Posting from Hamburg
Hey all. I’m posting from Hamburg, with jetlag and a German keyboard layout. Pardon the mess.
Just delivered a talk to around 500 people – mostly marketers. I was supposed to talk about youth culture. I told them to stop thinking about youth culture so much and to grow up. The problem is that adults – and particularly adults in the marketing industry – are obsessed with creating brands that ‘reflect’ teens’ ‘values’ back at them. They do focus groups and other reductive research, then spit back pictures of teens – fantasies of teens – without actually contriubting anything to the process. (Other than reducing teens to an unthinking demographic.) The weird thing is that these adults then get hypnotized by their own fantasy creations. They all want to walk into the Abercrombie and Fitch catalogue universe they’ve created. They are so obsessed with youth that they leave nothing for young peole to aspire to. Like the still-sick dad in American Beauty, lusting after his daughter’s classmate. Yech!
I tried to expalin to them that adults role is not to be cool, but, in a sense, to be uncool. Kids are the ones who need to create that sense of difference and distance from the culture in which they are growing up. And adults, rather than aspiring to be teenagers, should be enjoying the freedom and automony of life as an adult!
Instead, they create brands and brand icons based on the research they did with kids – and they justify the results with the idea that these brands and icons are simply ‘reflections’ of youth culture. ‘We give the kids what they want.’ That’s incorrect and even disingenuous. First, they don’t simply reflect. They reflect back only the aspects of kids’ aspirations that they can sell back to them. So it’s not an accurate reflection at all.
True enough, kids will use this iconography with great intelligence – combining and contrasting the brands they wear and own in order to communicate something about who they are. For a twelve year old, the difference between owning Nike and Simple really does mean something – I can accept this. I even marvel at how kids will use whatever ‘alphabet’ that is at their disposal to communicate who they are.
But this alphabet of brand iconography is devoid of real content. I’d actually prefer for the adults to stop worrying so much about ‘what kids want’ and instead take a moment to think about what they really want to share with kids. Initiate a real communication between one generation and another. Invest their brands and products and media with values they mean to share. That’s what stories were created for in the first place: to transmit values across generations. Now, most stories serve the ‘bottom line’ and little else.

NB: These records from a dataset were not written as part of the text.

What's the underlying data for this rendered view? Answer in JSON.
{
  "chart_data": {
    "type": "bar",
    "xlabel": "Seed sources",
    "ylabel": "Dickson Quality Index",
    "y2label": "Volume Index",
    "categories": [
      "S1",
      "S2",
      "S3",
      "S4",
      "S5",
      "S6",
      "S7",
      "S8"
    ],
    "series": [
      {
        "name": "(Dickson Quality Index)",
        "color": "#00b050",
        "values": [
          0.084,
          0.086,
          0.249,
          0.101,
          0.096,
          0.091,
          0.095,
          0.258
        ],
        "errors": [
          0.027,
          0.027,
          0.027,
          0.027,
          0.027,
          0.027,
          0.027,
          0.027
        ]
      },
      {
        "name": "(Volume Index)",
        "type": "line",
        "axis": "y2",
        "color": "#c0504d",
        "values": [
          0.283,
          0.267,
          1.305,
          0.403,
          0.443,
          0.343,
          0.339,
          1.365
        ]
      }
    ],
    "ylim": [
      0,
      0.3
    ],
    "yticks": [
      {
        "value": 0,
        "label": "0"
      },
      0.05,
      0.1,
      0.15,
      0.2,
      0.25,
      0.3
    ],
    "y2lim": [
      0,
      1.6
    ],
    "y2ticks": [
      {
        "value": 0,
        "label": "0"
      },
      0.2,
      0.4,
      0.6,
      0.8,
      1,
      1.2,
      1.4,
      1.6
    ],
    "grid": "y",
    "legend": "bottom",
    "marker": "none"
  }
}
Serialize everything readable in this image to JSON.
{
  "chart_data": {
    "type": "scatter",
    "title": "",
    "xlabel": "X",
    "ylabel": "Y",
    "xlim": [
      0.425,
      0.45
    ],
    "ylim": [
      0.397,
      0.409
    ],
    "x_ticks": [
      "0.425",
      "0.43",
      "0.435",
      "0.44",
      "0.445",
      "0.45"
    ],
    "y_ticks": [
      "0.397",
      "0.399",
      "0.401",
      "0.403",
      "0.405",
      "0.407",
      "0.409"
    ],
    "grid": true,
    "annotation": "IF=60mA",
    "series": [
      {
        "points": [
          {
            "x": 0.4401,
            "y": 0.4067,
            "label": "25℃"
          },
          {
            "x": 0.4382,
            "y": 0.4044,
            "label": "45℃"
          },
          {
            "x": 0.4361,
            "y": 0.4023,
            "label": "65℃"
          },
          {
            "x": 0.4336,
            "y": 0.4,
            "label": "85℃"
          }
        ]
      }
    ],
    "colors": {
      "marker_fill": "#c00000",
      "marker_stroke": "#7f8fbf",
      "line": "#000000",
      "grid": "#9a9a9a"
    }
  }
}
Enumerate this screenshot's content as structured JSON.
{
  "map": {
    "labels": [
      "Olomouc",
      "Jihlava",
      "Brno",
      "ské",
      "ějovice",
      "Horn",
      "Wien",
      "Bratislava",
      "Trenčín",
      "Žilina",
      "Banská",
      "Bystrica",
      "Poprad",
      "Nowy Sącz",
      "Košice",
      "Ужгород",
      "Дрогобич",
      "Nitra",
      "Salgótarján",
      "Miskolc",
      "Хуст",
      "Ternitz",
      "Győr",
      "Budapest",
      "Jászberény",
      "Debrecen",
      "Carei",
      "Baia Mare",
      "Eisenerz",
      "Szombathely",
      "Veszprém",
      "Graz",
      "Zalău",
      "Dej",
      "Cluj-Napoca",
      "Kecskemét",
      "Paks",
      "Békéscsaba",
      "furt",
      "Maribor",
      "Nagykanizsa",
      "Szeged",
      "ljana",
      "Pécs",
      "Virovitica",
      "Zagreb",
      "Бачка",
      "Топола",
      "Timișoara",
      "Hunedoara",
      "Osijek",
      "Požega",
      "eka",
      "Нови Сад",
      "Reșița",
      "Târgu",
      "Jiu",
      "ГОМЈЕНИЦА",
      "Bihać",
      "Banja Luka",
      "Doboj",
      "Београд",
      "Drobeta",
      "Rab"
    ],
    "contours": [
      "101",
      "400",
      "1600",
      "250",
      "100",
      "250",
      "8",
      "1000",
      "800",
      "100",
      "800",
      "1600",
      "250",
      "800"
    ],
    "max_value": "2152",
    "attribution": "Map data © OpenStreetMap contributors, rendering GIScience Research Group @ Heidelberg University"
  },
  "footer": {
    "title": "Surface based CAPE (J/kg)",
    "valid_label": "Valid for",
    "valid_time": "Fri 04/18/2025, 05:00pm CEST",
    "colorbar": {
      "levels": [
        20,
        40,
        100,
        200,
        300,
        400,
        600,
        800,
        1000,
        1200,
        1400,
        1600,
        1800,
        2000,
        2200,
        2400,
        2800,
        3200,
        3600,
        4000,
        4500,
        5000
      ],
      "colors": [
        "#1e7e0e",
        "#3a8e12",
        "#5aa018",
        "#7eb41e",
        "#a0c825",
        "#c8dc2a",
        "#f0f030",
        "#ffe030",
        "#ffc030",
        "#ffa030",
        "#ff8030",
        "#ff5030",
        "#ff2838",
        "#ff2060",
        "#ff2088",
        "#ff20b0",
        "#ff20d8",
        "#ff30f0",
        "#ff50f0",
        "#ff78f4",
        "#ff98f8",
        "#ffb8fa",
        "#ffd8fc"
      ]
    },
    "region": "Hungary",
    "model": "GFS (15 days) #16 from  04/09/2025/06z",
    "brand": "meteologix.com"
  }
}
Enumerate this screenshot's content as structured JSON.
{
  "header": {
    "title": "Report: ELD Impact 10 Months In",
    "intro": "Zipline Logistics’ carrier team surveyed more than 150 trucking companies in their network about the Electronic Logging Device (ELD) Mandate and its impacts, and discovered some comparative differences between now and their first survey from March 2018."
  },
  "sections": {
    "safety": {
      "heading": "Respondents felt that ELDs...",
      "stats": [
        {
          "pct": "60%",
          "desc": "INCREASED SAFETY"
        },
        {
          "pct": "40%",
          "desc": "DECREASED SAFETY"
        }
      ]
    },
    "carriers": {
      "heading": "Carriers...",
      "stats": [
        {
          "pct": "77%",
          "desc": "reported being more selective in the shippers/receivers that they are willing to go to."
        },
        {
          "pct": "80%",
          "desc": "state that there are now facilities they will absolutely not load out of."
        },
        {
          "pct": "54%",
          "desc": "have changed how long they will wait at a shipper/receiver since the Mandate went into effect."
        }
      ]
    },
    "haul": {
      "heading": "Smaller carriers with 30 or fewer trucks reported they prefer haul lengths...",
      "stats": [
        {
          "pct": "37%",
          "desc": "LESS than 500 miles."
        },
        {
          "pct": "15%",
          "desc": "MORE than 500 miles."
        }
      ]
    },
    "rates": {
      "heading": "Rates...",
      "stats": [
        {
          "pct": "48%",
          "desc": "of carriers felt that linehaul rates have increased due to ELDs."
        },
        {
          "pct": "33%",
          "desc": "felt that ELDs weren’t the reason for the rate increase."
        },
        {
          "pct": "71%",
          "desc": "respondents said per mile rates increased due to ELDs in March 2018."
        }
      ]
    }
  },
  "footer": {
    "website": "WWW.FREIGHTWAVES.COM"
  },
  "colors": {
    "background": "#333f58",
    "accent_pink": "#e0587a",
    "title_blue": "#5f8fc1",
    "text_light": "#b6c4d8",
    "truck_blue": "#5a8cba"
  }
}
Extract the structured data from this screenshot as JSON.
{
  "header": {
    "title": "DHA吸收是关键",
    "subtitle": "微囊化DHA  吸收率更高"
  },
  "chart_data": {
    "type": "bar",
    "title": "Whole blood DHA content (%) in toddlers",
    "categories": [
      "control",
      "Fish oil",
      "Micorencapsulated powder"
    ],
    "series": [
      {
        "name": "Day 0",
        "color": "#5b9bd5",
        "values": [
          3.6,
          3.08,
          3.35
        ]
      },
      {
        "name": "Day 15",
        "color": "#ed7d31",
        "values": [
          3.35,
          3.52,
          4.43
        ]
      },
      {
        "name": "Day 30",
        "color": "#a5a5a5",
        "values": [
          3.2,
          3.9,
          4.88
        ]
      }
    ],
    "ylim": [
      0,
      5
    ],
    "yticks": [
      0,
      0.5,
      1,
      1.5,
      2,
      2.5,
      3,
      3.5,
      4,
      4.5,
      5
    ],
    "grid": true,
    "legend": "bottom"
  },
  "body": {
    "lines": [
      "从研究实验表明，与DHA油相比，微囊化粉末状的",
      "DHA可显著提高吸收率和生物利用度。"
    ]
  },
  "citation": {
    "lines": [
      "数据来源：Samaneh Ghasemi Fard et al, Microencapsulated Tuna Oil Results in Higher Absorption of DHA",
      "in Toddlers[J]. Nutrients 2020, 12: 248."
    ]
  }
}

There was a teacher at the talk who wanted to know how to ‘brand’ education to appeal to kids. That upset me a bit. The value of education should be inherent. We shouldn’t brand it, as if it had some temporary value. It’s like branding Love or Sex.(oops, I guess people do brand the most basic human values).
In any case, it was an interesting talk and conversation. And I think some of those marketers will realize just how foolish, cruel, and short-sighted there strategy is. And how much more fun it would be to share who they are with young people, rather than simply chasing a teen fantasy along with them.
As far as marketing and designing brands and objects for young people (beyond the stuff teens now make for themselves through tools like those of casio, tascam, and blogger) the adults and their designers should use all the wisdom and knoweldge they’ve developed during their lives to share the best they have to offer. Amazingly, a thirty-something clothing designer might have some ideas about style that can’t be gleaned by ‘spying’ on teenagers and taking polaroid pictures of them. Adults can have good ideas, too.
What makes adults like the people I spoke with feel dirty is not their adulthood. It’s their sick obsession with trying to get inside kids.